Sebelumnya, Kementerian Agama mengusulkan Biaya Penyelenggaraan Ibadah Haji (BPIH) 1445 H/2024 M rata-rata sebesar Rp105 juta, tepatnya Rp105.095.032,34. Usulan BPIH 2024 yang disampaikan Pemerintah ke DPR ini RI lebih tinggi dibanding biaya haji 2023 yakni Rp98.893.909,11. Usulan BPIH ini nantinya akan dibahas dan diputuskan oleh Panitia Kerja (Panja) yang berasal dari Kementerian Agama dan DPR RI.

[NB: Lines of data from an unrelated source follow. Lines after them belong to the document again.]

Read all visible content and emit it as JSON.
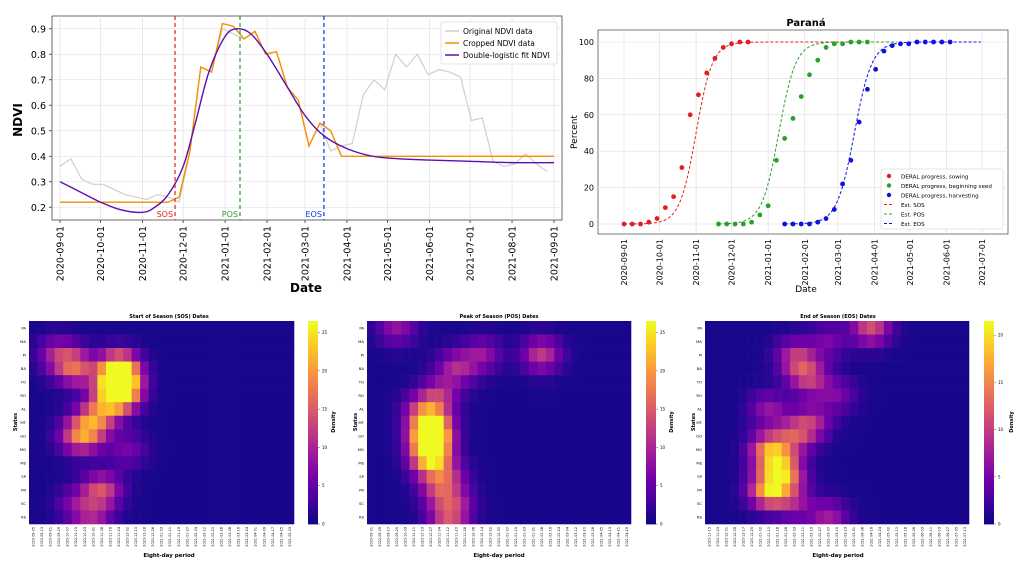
{
  "chart_data": [
    {
      "id": "ndvi",
      "type": "line",
      "xlabel": "Date",
      "ylabel": "NDVI",
      "ylim": [
        0.15,
        0.95
      ],
      "xlim": [
        "2020-09-01",
        "2021-09-01"
      ],
      "x_ticks": [
        "2020-09-01",
        "2020-10-01",
        "2020-11-01",
        "2020-12-01",
        "2021-01-01",
        "2021-02-01",
        "2021-03-01",
        "2021-04-01",
        "2021-05-01",
        "2021-06-01",
        "2021-07-01",
        "2021-08-01",
        "2021-09-01"
      ],
      "y_ticks": [
        0.2,
        0.3,
        0.4,
        0.5,
        0.6,
        0.7,
        0.8,
        0.9
      ],
      "legend_position": "top-right",
      "series": [
        {
          "name": "Original NDVI data",
          "color": "#cfcfcf",
          "x": [
            "2020-09-01",
            "2020-09-09",
            "2020-09-17",
            "2020-09-25",
            "2020-10-03",
            "2020-10-11",
            "2020-10-19",
            "2020-10-27",
            "2020-11-04",
            "2020-11-12",
            "2020-11-20",
            "2020-11-28",
            "2020-12-06",
            "2020-12-14",
            "2020-12-22",
            "2020-12-30",
            "2021-01-07",
            "2021-01-15",
            "2021-01-23",
            "2021-01-31",
            "2021-02-08",
            "2021-02-16",
            "2021-02-24",
            "2021-03-04",
            "2021-03-12",
            "2021-03-20",
            "2021-03-28",
            "2021-04-05",
            "2021-04-13",
            "2021-04-21",
            "2021-04-29",
            "2021-05-07",
            "2021-05-15",
            "2021-05-23",
            "2021-05-31",
            "2021-06-08",
            "2021-06-16",
            "2021-06-24",
            "2021-07-02",
            "2021-07-10",
            "2021-07-18",
            "2021-07-26",
            "2021-08-03",
            "2021-08-11",
            "2021-08-19",
            "2021-08-27"
          ],
          "y": [
            0.36,
            0.39,
            0.31,
            0.29,
            0.29,
            0.27,
            0.25,
            0.24,
            0.23,
            0.25,
            0.24,
            0.22,
            0.42,
            0.75,
            0.73,
            0.9,
            0.88,
            0.86,
            0.89,
            0.8,
            0.81,
            0.67,
            0.62,
            0.44,
            0.53,
            0.42,
            0.44,
            0.45,
            0.64,
            0.7,
            0.66,
            0.8,
            0.75,
            0.8,
            0.72,
            0.74,
            0.73,
            0.71,
            0.54,
            0.55,
            0.38,
            0.36,
            0.37,
            0.41,
            0.37,
            0.34
          ]
        },
        {
          "name": "Cropped NDVI data",
          "color": "#f28e00",
          "x": [
            "2020-09-01",
            "2020-11-20",
            "2020-11-28",
            "2020-12-06",
            "2020-12-14",
            "2020-12-22",
            "2020-12-30",
            "2021-01-07",
            "2021-01-15",
            "2021-01-23",
            "2021-01-31",
            "2021-02-08",
            "2021-02-16",
            "2021-02-24",
            "2021-03-04",
            "2021-03-12",
            "2021-03-20",
            "2021-03-28",
            "2021-09-01"
          ],
          "y": [
            0.22,
            0.22,
            0.24,
            0.42,
            0.75,
            0.73,
            0.92,
            0.91,
            0.86,
            0.89,
            0.8,
            0.81,
            0.67,
            0.62,
            0.44,
            0.53,
            0.5,
            0.4,
            0.4
          ]
        },
        {
          "name": "Double-logistic fit NDVI",
          "color": "#5b0fb0",
          "x": [
            "2020-09-01",
            "2020-09-16",
            "2020-10-01",
            "2020-10-16",
            "2020-11-01",
            "2020-11-10",
            "2020-11-20",
            "2020-12-01",
            "2020-12-10",
            "2020-12-20",
            "2021-01-01",
            "2021-01-10",
            "2021-01-20",
            "2021-02-01",
            "2021-02-15",
            "2021-03-01",
            "2021-03-15",
            "2021-04-01",
            "2021-04-20",
            "2021-05-10",
            "2021-06-01",
            "2021-07-01",
            "2021-08-01",
            "2021-09-01"
          ],
          "y": [
            0.3,
            0.26,
            0.22,
            0.19,
            0.18,
            0.2,
            0.25,
            0.36,
            0.53,
            0.73,
            0.87,
            0.9,
            0.88,
            0.8,
            0.68,
            0.56,
            0.48,
            0.43,
            0.4,
            0.39,
            0.385,
            0.38,
            0.375,
            0.375
          ]
        }
      ],
      "markers": [
        {
          "label": "SOS",
          "date": "2020-11-25",
          "color": "#e02020"
        },
        {
          "label": "POS",
          "date": "2021-01-12",
          "color": "#2a9a2a"
        },
        {
          "label": "EOS",
          "date": "2021-03-15",
          "color": "#1030e0"
        }
      ]
    },
    {
      "id": "parana",
      "type": "scatter",
      "title": "Paraná",
      "xlabel": "Date",
      "ylabel": "Percent",
      "ylim": [
        0,
        100
      ],
      "xlim": [
        "2020-09-01",
        "2021-07-01"
      ],
      "x_ticks": [
        "2020-09-01",
        "2020-10-01",
        "2020-11-01",
        "2020-12-01",
        "2021-01-01",
        "2021-02-01",
        "2021-03-01",
        "2021-04-01",
        "2021-05-01",
        "2021-06-01",
        "2021-07-01"
      ],
      "y_ticks": [
        0,
        20,
        40,
        60,
        80,
        100
      ],
      "legend_position": "lower-right",
      "series": [
        {
          "name": "DERAL progress, sowing",
          "color": "#e02020",
          "x": [
            "2020-09-01",
            "2020-09-08",
            "2020-09-15",
            "2020-09-22",
            "2020-09-29",
            "2020-10-06",
            "2020-10-13",
            "2020-10-20",
            "2020-10-27",
            "2020-11-03",
            "2020-11-10",
            "2020-11-17",
            "2020-11-24",
            "2020-12-01",
            "2020-12-08",
            "2020-12-15"
          ],
          "y": [
            0,
            0,
            0,
            1,
            3,
            9,
            15,
            31,
            60,
            71,
            83,
            91,
            97,
            99,
            100,
            100
          ]
        },
        {
          "name": "DERAL progress, beginning seed",
          "color": "#2aa02a",
          "x": [
            "2020-11-20",
            "2020-11-27",
            "2020-12-04",
            "2020-12-11",
            "2020-12-18",
            "2020-12-25",
            "2021-01-01",
            "2021-01-08",
            "2021-01-15",
            "2021-01-22",
            "2021-01-29",
            "2021-02-05",
            "2021-02-12",
            "2021-02-19",
            "2021-02-26",
            "2021-03-05",
            "2021-03-12",
            "2021-03-19",
            "2021-03-26"
          ],
          "y": [
            0,
            0,
            0,
            0,
            1,
            5,
            10,
            35,
            47,
            58,
            70,
            82,
            90,
            97,
            99,
            99,
            100,
            100,
            100
          ]
        },
        {
          "name": "DERAL progress, harvesting",
          "color": "#1010e0",
          "x": [
            "2021-01-15",
            "2021-01-22",
            "2021-01-29",
            "2021-02-05",
            "2021-02-12",
            "2021-02-19",
            "2021-02-26",
            "2021-03-05",
            "2021-03-12",
            "2021-03-19",
            "2021-03-26",
            "2021-04-02",
            "2021-04-09",
            "2021-04-16",
            "2021-04-23",
            "2021-04-30",
            "2021-05-07",
            "2021-05-14",
            "2021-05-21",
            "2021-05-28",
            "2021-06-04"
          ],
          "y": [
            0,
            0,
            0,
            0,
            1,
            3,
            8,
            22,
            35,
            56,
            74,
            85,
            95,
            98,
            99,
            99,
            100,
            100,
            100,
            100,
            100
          ]
        }
      ],
      "fits": [
        {
          "name": "Est. SOS",
          "color": "#e02020",
          "mid": "2020-11-01",
          "k": 0.145,
          "start": "2020-09-01",
          "end": "2021-03-20"
        },
        {
          "name": "Est. POS",
          "color": "#2aa02a",
          "mid": "2021-01-10",
          "k": 0.14,
          "start": "2020-11-20",
          "end": "2021-04-20"
        },
        {
          "name": "Est. EOS",
          "color": "#1010e0",
          "mid": "2021-03-15",
          "k": 0.135,
          "start": "2021-01-15",
          "end": "2021-06-30"
        }
      ]
    },
    {
      "id": "heat_sos",
      "type": "heatmap",
      "title": "Start of Season (SOS) Dates",
      "xlabel": "Eight-day period",
      "ylabel": "States",
      "colorbar_label": "Density",
      "colorbar_ticks": [
        "0",
        "5",
        "10",
        "15",
        "20",
        "25"
      ],
      "rows": [
        "PA",
        "MA",
        "PI",
        "BA",
        "TO",
        "RO",
        "AL",
        "MT",
        "GO",
        "MG",
        "MS",
        "SP",
        "PR",
        "SC",
        "RS"
      ],
      "x_ticks": [
        "2020-09-05",
        "2020-09-13",
        "2020-09-21",
        "2020-09-29",
        "2020-10-07",
        "2020-10-15",
        "2020-10-23",
        "2020-10-31",
        "2020-11-08",
        "2020-11-16",
        "2020-11-24",
        "2020-12-02",
        "2020-12-10",
        "2020-12-18",
        "2020-12-26",
        "2021-01-03",
        "2021-01-11",
        "2021-01-19",
        "2021-01-27",
        "2021-02-04",
        "2021-02-12",
        "2021-02-20",
        "2021-02-28",
        "2021-03-08",
        "2021-03-16",
        "2021-03-24",
        "2021-04-01",
        "2021-04-09",
        "2021-04-17",
        "2021-04-25",
        "2021-05-03"
      ],
      "hotspots": [
        [
          3,
          10,
          22
        ],
        [
          4,
          10,
          28
        ],
        [
          5,
          10,
          24
        ],
        [
          3,
          5,
          15
        ],
        [
          6,
          8,
          10
        ],
        [
          7,
          7,
          12
        ],
        [
          8,
          6,
          10
        ],
        [
          2,
          3,
          10
        ],
        [
          9,
          11,
          6
        ],
        [
          8,
          5,
          8
        ],
        [
          14,
          7,
          8
        ],
        [
          12,
          8,
          14
        ],
        [
          13,
          5,
          6
        ]
      ]
    },
    {
      "id": "heat_pos",
      "type": "heatmap",
      "title": "Peak of Season (POS) Dates",
      "xlabel": "Eight-day period",
      "ylabel": "States",
      "colorbar_label": "Density",
      "colorbar_ticks": [
        "0",
        "5",
        "10",
        "15",
        "20",
        "25"
      ],
      "rows": [
        "PA",
        "MA",
        "PI",
        "BA",
        "TO",
        "RO",
        "AL",
        "MT",
        "GO",
        "MG",
        "MS",
        "SP",
        "PR",
        "SC",
        "RS"
      ],
      "x_ticks": [
        "2020-09-01",
        "2020-09-09",
        "2020-09-17",
        "2020-09-25",
        "2020-10-03",
        "2020-10-11",
        "2020-10-19",
        "2020-10-27",
        "2020-11-04",
        "2020-11-12",
        "2020-11-20",
        "2020-11-28",
        "2020-12-06",
        "2020-12-14",
        "2020-12-22",
        "2020-12-30",
        "2021-01-07",
        "2021-01-15",
        "2021-01-23",
        "2021-01-31",
        "2021-02-08",
        "2021-02-16",
        "2021-02-24",
        "2021-03-04",
        "2021-03-12",
        "2021-03-20",
        "2021-03-28",
        "2021-04-05",
        "2021-04-13",
        "2021-04-21",
        "2021-04-29"
      ],
      "hotspots": [
        [
          8,
          7,
          25
        ],
        [
          7,
          7,
          18
        ],
        [
          9,
          7,
          18
        ],
        [
          10,
          7,
          14
        ],
        [
          5,
          8,
          10
        ],
        [
          3,
          10,
          10
        ],
        [
          2,
          13,
          8
        ],
        [
          14,
          9,
          12
        ],
        [
          13,
          10,
          6
        ],
        [
          11,
          9,
          8
        ],
        [
          6,
          6,
          8
        ],
        [
          0,
          3,
          8
        ],
        [
          2,
          20,
          12
        ],
        [
          12,
          8,
          10
        ]
      ]
    },
    {
      "id": "heat_eos",
      "type": "heatmap",
      "title": "End of Season (EOS) Dates",
      "xlabel": "Eight-day period",
      "ylabel": "States",
      "colorbar_label": "Density",
      "colorbar_ticks": [
        "0",
        "5",
        "10",
        "15",
        "20"
      ],
      "rows": [
        "PA",
        "MA",
        "PI",
        "BA",
        "TO",
        "RO",
        "AL",
        "MT",
        "GO",
        "MG",
        "MS",
        "SP",
        "PR",
        "SC",
        "RS"
      ],
      "x_ticks": [
        "2020-11-15",
        "2020-11-23",
        "2020-12-01",
        "2020-12-09",
        "2020-12-17",
        "2020-12-25",
        "2021-01-02",
        "2021-01-10",
        "2021-01-18",
        "2021-01-26",
        "2021-02-03",
        "2021-02-11",
        "2021-02-19",
        "2021-02-27",
        "2021-03-07",
        "2021-03-15",
        "2021-03-23",
        "2021-03-31",
        "2021-04-08",
        "2021-04-16",
        "2021-04-24",
        "2021-05-02",
        "2021-05-10",
        "2021-05-18",
        "2021-05-26",
        "2021-06-03",
        "2021-06-11",
        "2021-06-19",
        "2021-06-27",
        "2021-07-05",
        "2021-07-13"
      ],
      "hotspots": [
        [
          12,
          7,
          22
        ],
        [
          9,
          7,
          16
        ],
        [
          10,
          8,
          14
        ],
        [
          8,
          10,
          12
        ],
        [
          11,
          9,
          14
        ],
        [
          7,
          12,
          10
        ],
        [
          2,
          10,
          8
        ],
        [
          3,
          11,
          9
        ],
        [
          4,
          12,
          8
        ],
        [
          1,
          14,
          6
        ],
        [
          0,
          19,
          14
        ],
        [
          5,
          15,
          6
        ],
        [
          13,
          10,
          8
        ],
        [
          14,
          14,
          9
        ],
        [
          6,
          7,
          8
        ]
      ]
    }
  ],
  "colors": {
    "plasma": [
      "#0d0887",
      "#46039f",
      "#7201a8",
      "#9c179e",
      "#bd3786",
      "#d8576b",
      "#ed7953",
      "#fb9f3a",
      "#fdca26",
      "#f0f921"
    ],
    "grid": "#dddddd",
    "axes": "#333333"
  }
}
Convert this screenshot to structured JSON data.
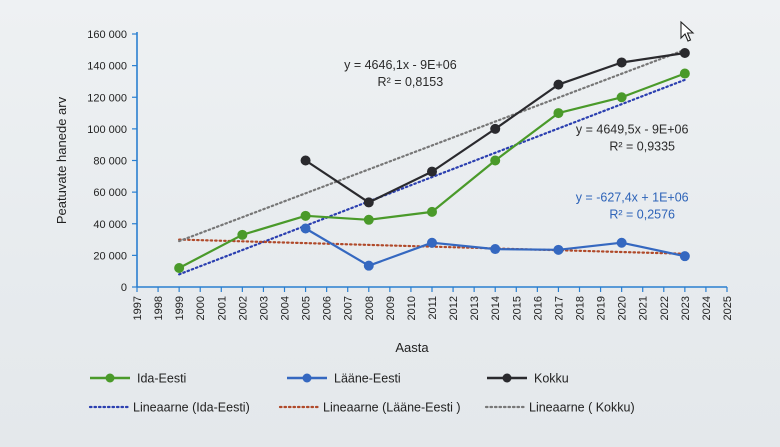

Pemerintah menyebut ada sejumlah faktor yang menjadi penyebab kenaikan usulan ini antara lain kenaikan kurs, baik Dolar maupun Riyal, dan penambahan layanan. Sebagai perbandingan, biaya haji 2023, disepakati dengan asumsi kurs 1 USD sebesar Rp15.150 dan 1 SAR sebesar Rp4.040. Sementara pada tahun 2024 ini disusun dengan asumsi kurs 1 USD sebesar Rp16.000 dan 1 SAR sebesar Rp4.266.


Direktur Jenderal Penyelenggaraan Haji dan Umrah Hilman Latief mengatakan bahwa selisih kurs ini berdampak pada kenaikan biaya layanan yang bisa diklasifikasikan dalam tiga jenis. Pertama, layanan yang harganya tetap atau sama dengan tahun 2023. 


“Misalnya, transportasi bus salawat. Kami mengusulkan biaya penyediaan transportasi bus salawat tahun ini sama dengan 2023, sebesar SAR146. Tapi asumsi nilai kursnya berbeda. Sehingga ada kenaikan dalam usulan,” kata Hilman dalam keterangan persnya.


Kedua, layanan yang harganya memang naik dibanding tahun lalu. Kenaikan usulan terjadi karena kenaikan harga dan selisih kurs. Misal, akomodasi di Madinah dan Makkah. “Pada 2023, sewa hotel di Madinah rata-rata SAR1.373, tahun ini kita usulkan SAR1.454. Demikian juga di Makkah, ada kenaikan usulan dari tahun sebelumnya,” ungkapnya.


Ketiga, layanan yang harganya naik dan volumenya bertambah. Kenaikan usulan terjadi karena selisih harga, selisih volume, dan juga selisih kurs. Contohnya: konsumsi di Makkah, tahun lalu disepakati dengan Komisi VIII DPR hanya 44 kali makan, meski pada akhirnya bisa disesuaikan menjadi 66 kali makan.


“Tahun ini kami usulkan layanan konsumsi di Makkah menjadi 84 kali makan, dengan rincian 3 kali makan selama 28 hari. Sehingga ada selisih volume. Harga konsumsi per satu kali makan pada tahun lalu dibanding tahun ini juga naik. Kenaikan bertambah seiring adanya perbedaan kurs,” katanya.